Jonathan Tucker: I don’t want to say what it is, but I got fired from this show. It was a procedural and, and look, I need to make a living. So I was like, “Send me the script, and if it’s something I can really do then I have to do it.” I went there and I had all these choices and I thought it went pretty well, they didn’t and it became for me like a line in the sand, which was, “I need to create real characters.” People are real, and everybody’s exciting to watch when they are true to themselves. The actors that I most admire, and the ones who end up working, are the ones who come to a point in their career and their life where they intertwine where they are fully comfortable and honest with all of the details and nuances of their sense of truth.

This is a good role for you, but eventually, jobs end. Are you getting a sense from your representatives that what you’ve been doing here, and in the other recent stuff like “Justified,” has made maybe changed the perception of you in town for when the next job comes along?

Jonathan Tucker: Yeah, I think you’re only as good as the last job you do, and you have to keep taking risks. I want to go do theater. I’d like to go do that. I just want to consistently be challenging and challenge myself and I have to be comfortable with the fact that that might not work out like for the audience. That I might do a “Hannibal” thing, and it just doesn’t work, and Alan Sepinwall is sitting there going, “Mmm.” I have to be okay with that, otherwise I can’t take those leaps.
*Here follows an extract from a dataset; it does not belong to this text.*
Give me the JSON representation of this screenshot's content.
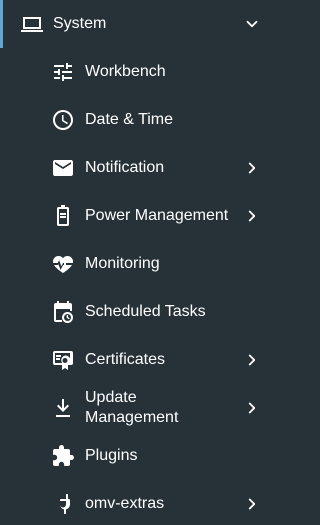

Like a diver in the Olympics, they’re going to go for that really great big tumble or whatever that is in their world, you have to be comfortable with the fact that there’s going to be a time when they jump off and they go for it and they belly flop. I guess I’m okay with that. I just want to continue to take big risky choices.
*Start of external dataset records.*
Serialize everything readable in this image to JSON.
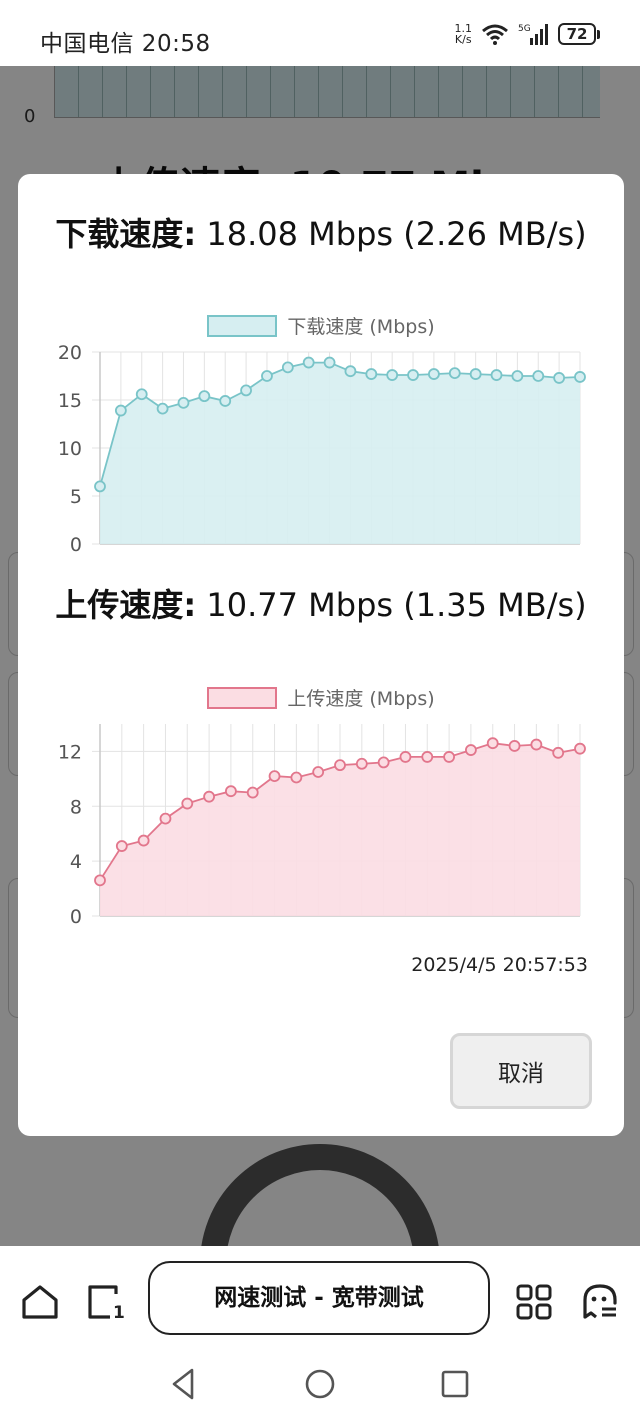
{
  "status_bar": {
    "carrier_time": "中国电信 20:58",
    "net_rate_value": "1.1",
    "net_rate_unit": "K/s",
    "battery": "72"
  },
  "background": {
    "axis_zero": "0",
    "upload_title_partial": "上传速度: 10.77 Mb"
  },
  "modal": {
    "download": {
      "title_label": "下载速度:",
      "title_value": " 18.08 Mbps (2.26 MB/s)",
      "legend": "下载速度 (Mbps)"
    },
    "upload": {
      "title_label": "上传速度:",
      "title_value": " 10.77 Mbps (1.35 MB/s)",
      "legend": "上传速度 (Mbps)"
    },
    "timestamp": "2025/4/5 20:57:53",
    "cancel_label": "取消"
  },
  "browser_bar": {
    "url_title": "网速测试 - 宽带测试",
    "home_icon": "home-icon",
    "tabs_icon": "tabs-icon",
    "tab_count": "1",
    "apps_icon": "apps-grid-icon",
    "menu_icon": "ghost-menu-icon"
  },
  "colors": {
    "download_line": "#79c4c8",
    "download_fill": "#d6eef1",
    "upload_line": "#e2768c",
    "upload_fill": "#fbdde3"
  },
  "chart_data": [
    {
      "type": "area",
      "series": [
        {
          "name": "下载速度 (Mbps)",
          "values": [
            6.0,
            13.9,
            15.6,
            14.1,
            14.7,
            15.4,
            14.9,
            16.0,
            17.5,
            18.4,
            18.9,
            18.9,
            18.0,
            17.7,
            17.6,
            17.6,
            17.7,
            17.8,
            17.7,
            17.6,
            17.5,
            17.5,
            17.3,
            17.4
          ]
        }
      ],
      "ylim": [
        0,
        20
      ],
      "yticks": [
        0,
        5,
        10,
        15,
        20
      ],
      "ytick_labels": [
        "0",
        "5",
        "10",
        "15",
        "20"
      ],
      "grid": true,
      "legend_position": "top"
    },
    {
      "type": "area",
      "series": [
        {
          "name": "上传速度 (Mbps)",
          "values": [
            2.6,
            5.1,
            5.5,
            7.1,
            8.2,
            8.7,
            9.1,
            9.0,
            10.2,
            10.1,
            10.5,
            11.0,
            11.1,
            11.2,
            11.6,
            11.6,
            11.6,
            12.1,
            12.6,
            12.4,
            12.5,
            11.9,
            12.2
          ]
        }
      ],
      "ylim": [
        0,
        14
      ],
      "yticks": [
        0,
        4,
        8,
        12
      ],
      "ytick_labels": [
        "0",
        "4",
        "8",
        "12"
      ],
      "grid": true,
      "legend_position": "top"
    }
  ]
}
Byron has talked about how you guys have become better fighters this year than last. You’re an actor, but you’ve been training like an MMA guy. If they put you in the ring with an actual fighter, how do you think you would do?

Jonathan Tucker: I have no interest in finding out. I hate being injured so much. I hate like craning my neck here and it hurting when I’m driving a car, or my finger is not working. So I will train in this role for the rest of my life, and when I have kids, I’m excited to get them involved in certain aspects of this sport and this training. I have no interest in them or in me ever getting into a combative situation. I like working the mitts, I like working the bags, but I don’t want to get injured, dude. I’ve got nothing to prove.

Finally, Bob Little starts off with a relatively good look…

Jonathan Tucker: And he ended as a sympathetic character…

…but in between he was treated as like the worst human being alive. So please, defend Bob Little.

Jonathan Tucker: He was 26 years old. (Amber) was 19 or 20. She’s an amazing person. She came from a great pedigree and a great recommendation from a family and a woman that I totally admire. And I don’t see why it would be so crazy for him to have some sort of a relationship with her. History is replete with examples of successful marriages that came out of exactly those circumstances. And just because (Kristina) had breast cancer doesn’t mean that he can’t run a campaign against her. In the final episode of the show, I did shoot a scene at the high school graduation where I came in gave the commencement address, and at the end I went to Kristina’s family and I said, “Hey, I pushed the school through.” And they cut the scene, dude. Not because of character stuff, because they truly didn’t have time for it in the show.

No. I think it’s just because they ultimately hated Bob Little.

Jonathan Tucker: It was really too bad, because I thought Bob was a real good dude who had a lot of exciting opportunities to provide the good people of Berkeley, California. I had such a good time there, man.